In resistant hypertension, darusentan was used in a small, randomized, placebo-controlled study and resulted in significant blood pressure reduction after 10 weeks of treatment without significant adverse effects [148]. Following this, a larger trial with 379 patients confirmed the findings with substantial reduction in blood pressure with addition of darusentan to triple therapy compared to placebo [149]. Later a phase 3 clinical trial failed to show improvement of office blood pressure over placebo and led to cessation of darusentan by the manufacturer [150]. The use of ETRAs on essential and resistant hypertension seems to have failed for lack of superiority to established agents like ACE inhibitors and increased overall risk of adverse events.

However, ETRAs might be beneficial in selective groups of patients. For example, hypertension has a very high incidence in patients after solid organ transplantation [151]. Plasma endothelin levels increase after heart and kidney transplantation and are associated with allograft rejection [152, 153]. Myocardial expression of ET-1 is also increased post-transplant and seems associated with ischemic injury and subsequent development of coronary vasculopathy [153]. Calcineurin inhibitors used for immunosuppression also increase endothelin-1 plasma levels contributing to hypertension and promoting renal dysfunction after transplantation [154]. ETRAs have been used in experimental settings after cardiac transplantation with improved survival and reduced vasculopathy independent of immunosuppression [155]. Furthermore, preclinical after renal transplantation ETRAs have been shown to inhibit cyclosporin-induced hypertension and limited end-organ damage [156]. Recently, ambrisentan was proven save for use in combination with tacrolimus and mycophenolate [151].

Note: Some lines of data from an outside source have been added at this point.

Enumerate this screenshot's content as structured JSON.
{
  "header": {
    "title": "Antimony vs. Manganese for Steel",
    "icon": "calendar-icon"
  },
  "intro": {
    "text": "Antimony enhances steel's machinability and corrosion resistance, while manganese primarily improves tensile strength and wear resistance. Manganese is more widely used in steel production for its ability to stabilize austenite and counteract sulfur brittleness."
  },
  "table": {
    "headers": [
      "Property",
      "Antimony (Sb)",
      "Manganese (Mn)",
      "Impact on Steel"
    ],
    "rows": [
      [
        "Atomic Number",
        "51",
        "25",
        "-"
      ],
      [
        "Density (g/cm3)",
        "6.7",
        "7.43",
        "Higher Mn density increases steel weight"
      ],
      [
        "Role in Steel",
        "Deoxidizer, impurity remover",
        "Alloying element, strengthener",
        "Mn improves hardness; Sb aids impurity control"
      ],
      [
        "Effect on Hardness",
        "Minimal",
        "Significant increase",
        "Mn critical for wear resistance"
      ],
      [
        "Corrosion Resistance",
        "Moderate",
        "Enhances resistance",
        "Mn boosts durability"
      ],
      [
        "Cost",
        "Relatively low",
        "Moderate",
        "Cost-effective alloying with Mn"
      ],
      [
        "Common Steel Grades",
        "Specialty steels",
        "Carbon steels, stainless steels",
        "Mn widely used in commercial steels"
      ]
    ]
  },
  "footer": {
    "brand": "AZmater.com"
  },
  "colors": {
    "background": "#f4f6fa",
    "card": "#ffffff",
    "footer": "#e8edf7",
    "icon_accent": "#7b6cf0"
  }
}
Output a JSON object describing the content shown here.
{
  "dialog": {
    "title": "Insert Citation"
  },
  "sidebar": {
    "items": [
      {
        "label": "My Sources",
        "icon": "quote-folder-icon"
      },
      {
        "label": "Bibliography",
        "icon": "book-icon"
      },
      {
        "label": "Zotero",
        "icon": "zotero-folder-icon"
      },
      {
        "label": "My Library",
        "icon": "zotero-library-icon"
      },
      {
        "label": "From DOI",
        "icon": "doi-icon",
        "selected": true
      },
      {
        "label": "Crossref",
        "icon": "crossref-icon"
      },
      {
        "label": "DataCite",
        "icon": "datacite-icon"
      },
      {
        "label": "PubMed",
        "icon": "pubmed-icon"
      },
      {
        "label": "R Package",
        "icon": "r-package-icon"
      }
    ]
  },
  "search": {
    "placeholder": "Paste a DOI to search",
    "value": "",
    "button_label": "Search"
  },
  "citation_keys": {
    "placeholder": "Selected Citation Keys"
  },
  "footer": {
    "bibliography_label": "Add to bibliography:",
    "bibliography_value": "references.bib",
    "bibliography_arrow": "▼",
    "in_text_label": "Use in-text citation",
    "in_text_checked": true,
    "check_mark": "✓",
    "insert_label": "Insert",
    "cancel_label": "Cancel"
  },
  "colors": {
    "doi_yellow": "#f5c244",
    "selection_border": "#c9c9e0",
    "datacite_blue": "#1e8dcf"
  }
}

It is now compelling to speculate if patients carrying endothelin receptor polymorphisms associated with hypertension are especially prone to development of post-transplant hypertension? If so would these patients particularly benefit from ETRA therapy not only in light of hypertension but also protection against nephropathy and vasculopathy?

Conclusion

The endothelin system is of vast importance in cardiovascular physiology and plays major roles in its pathologies. The interplay between endothelins and their receptors varies between cell types and changes in states of pathology. Polymorphisms of EDNRA have been associated with the development of group I pulmonary hypertension, dilated cardiomyopathy and essential hypertension. The polymorphisms are not only risk factors for development of these cardiovascular pathologies but are of prognostic value in systolic heart failure. Awareness for genetic variations therefore is crucial in understanding and treating pathology offering potentially valuable screening tools. The studies conducted to date have several limitations; one major is that they were mainly conducted in Caucasian European populations, and the possibility of interracial differences in relevance of endothelin receptor polymorphisms has not yet been addressed. Endothelin receptor antagonists are of great value in treatment of group I pulmonary hypertension but unfortunately have not proven to be beneficial in systolic heart failure despite promising pre-clinical results for incompletely understood reasons. Nevertheless, despite the effectiveness of ETRAs in PAH, it remains unclear why some patients do not respond to treatment. Endothelin receptor polymorphisms might alter response to antagonist therapy, and patients might benefit from tailored therapy in light of pharmacogenetics. ETRAs might be of benefit in patients with systolic heart failure carrying polymorphisms with potentially hyperactive endothelin system, and moreover, endothelin receptor polymorphism might be useful as screening tools for adverse outcome in these patients? The use of ETRAs for post-transplant hypertension might be especially effective in carriers of endothelin receptor polymorphism prone to hypertension?

At this point, basic science studies need to clarify functional effects of endothelin receptor polymorphism to understand how endothelin signaling is altered and clinical studies should evaluate ETRA therapy with respect to pharmacogenetics.